In the debate surrounding solutions to climate change, we’ve heard of everything from space-based power stations to wrapping Greenland in reflective blankets. One proposal of global proportions has become more popular in recent years. Known as climate engineering, it consists of altering the climate, only this time by design. The most promising technique involves injecting large amounts of reflective aerosols into the stratosphere to reduce the amount of solar radiation hitting the Earth’s surface. The concept is fairly straightforward: Since the atmosphere’s elevated concentrations of greenhouse gases make it more effective at heating the planet with the sun’s rays, this plan focuses on ensuring that less solar radiation hits the Earth altogether. This is essentially induced global dimming – the blocking of the sun.
The concept of climate engineering is in some ways deeply appealing. The idea of engineering a way for us to avoid any substantial shifts in our lifestyles speaks to our natural aversion to change. We are also preoccupied by a fascination with technologies that empower us to control nature (we’d rather build levies to hold back the sea than site our communities on higher ground), and a controlled alteration to the climate is on certain levels the ultimate achievement. We like to build our way out of problems and, quite frankly, we’re pretty good at it.

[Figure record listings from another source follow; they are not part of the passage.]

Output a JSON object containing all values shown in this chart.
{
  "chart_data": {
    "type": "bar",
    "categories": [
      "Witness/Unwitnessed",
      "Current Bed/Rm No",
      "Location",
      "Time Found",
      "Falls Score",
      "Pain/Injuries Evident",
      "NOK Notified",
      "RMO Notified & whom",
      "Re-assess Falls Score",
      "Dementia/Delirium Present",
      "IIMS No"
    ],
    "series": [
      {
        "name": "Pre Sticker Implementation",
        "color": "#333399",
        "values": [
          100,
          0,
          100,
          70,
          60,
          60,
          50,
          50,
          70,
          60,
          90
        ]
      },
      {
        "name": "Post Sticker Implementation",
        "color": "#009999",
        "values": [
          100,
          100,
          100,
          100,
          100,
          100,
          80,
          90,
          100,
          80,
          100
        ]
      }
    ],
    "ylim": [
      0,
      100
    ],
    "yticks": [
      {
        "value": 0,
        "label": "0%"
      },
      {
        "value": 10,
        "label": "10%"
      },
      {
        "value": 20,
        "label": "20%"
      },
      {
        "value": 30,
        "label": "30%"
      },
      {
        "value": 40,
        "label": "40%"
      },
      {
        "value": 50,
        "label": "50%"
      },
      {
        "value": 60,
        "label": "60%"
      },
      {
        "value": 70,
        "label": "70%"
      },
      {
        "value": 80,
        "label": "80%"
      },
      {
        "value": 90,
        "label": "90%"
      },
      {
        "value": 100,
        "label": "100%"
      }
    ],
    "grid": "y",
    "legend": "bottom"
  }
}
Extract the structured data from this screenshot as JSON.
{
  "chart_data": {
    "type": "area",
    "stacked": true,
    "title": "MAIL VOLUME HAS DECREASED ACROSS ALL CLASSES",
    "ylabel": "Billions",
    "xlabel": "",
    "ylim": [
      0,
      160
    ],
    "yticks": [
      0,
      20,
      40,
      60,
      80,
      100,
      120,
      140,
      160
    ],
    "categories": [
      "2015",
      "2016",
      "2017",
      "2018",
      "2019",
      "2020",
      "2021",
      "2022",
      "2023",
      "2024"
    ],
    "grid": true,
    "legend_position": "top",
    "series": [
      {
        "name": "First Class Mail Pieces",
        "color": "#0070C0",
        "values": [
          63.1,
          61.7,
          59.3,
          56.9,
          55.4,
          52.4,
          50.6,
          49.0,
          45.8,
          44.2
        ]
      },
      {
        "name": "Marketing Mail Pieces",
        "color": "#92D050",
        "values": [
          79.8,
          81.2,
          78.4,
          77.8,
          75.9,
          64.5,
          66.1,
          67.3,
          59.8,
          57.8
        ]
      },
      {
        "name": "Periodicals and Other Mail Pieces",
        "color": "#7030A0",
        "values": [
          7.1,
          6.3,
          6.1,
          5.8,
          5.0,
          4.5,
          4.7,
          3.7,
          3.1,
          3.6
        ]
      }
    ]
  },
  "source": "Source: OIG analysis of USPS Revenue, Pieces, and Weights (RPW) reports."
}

But rather than being the miraculous technical feat we hoped it would be, climate engineering is a reckless attempt to put off the tough choices we must ultimately make. While the sulfate aerosols being considered are chemically identical to those released by volcanic eruptions, the trouble is not the particles’ properties but rather how they are introduced into the atmosphere. The fact that our injections would be inherently artificial is cause for pause. All too often we have been reminded that our understanding of natural systems is far from complete. Intervening (yet again) in one as large and complex as the climate system will surely result in unintended consequences. For a smaller-scale reminder, just look at the story of garlic mustard in the Eastern US. Originally introduced to combat soil erosion, the plant has become enormously widespread. Its pervasiveness destroys forest understory, poisons insects, and threatens the surrounding biodiversity. Similar examples abound, and the lesson is clear: interfering with complex natural system, the intricacies of which we seldom fully understand, is risky, despite good intentions.
Another shortcoming stems from climate engineering’s limited scope. While sulfate aerosols can reflect the sun’s rays back into space, they do nothing to address ocean acidification, a major impact of climate change. Because ocean acidity is directly related to atmospheric concentrations of CO2 and has nothing to do with surface temperature, any solution that ignores greenhouse gas emissions would be wildly inadequate.
One popular defense of climate engineering is the speed with which it can take effect. Experts are certain that releasing the particles would begin reducing the rate of warming very soon. It turns out that their effects are also relatively short-lived, so a round of injections wouldn’t have a long-term impact. While these facts are undisputed, the broader argument they support is that the technique should be employed to slow climate change while we develop sustainable ways to reduce greenhouse gas emissions. The overwhelming flaw in this approach is that it ignores our predisposition for complacency. A short-term extension is a nice idea, but we’re already taking long enough to develop solutions under increasing agreement about the urgency of climate change. Are we really supposed to believe that taking the pressure off will help? Many experts fear that “buying more time” will simply reduce the incentive to get serious about addressing emissions. And as a bonus, there’s concern that this strategy may impact local weather systems unpredictably.
So the issue with climate engineering is not that the technique won’t work – given enough R&D, there’s a good chance it would. But will it work as planned? Will it slow the rate of warming without changing the weather or acting as a shield for the status quo? Some may say that the continued hope of addressing climate change without climate engineering is wishful thinking. But the real danger lies in distractions such as these, which, although well intended, stand to cripple the pursuit of real solutions.
The Verdict: Climate engineering is an appealing concept that may be technically feasible. Folded into the promises of short-term benefits and time-buying crisis aversion, however, is a concerning set of profound and poorly understood risks. Climate change is an urgent challenge that requires us to think big and pursue our best ideas. While climate engineering is certainly a big idea, it risks more than it offers in an honest pursuit of a more sustainable future.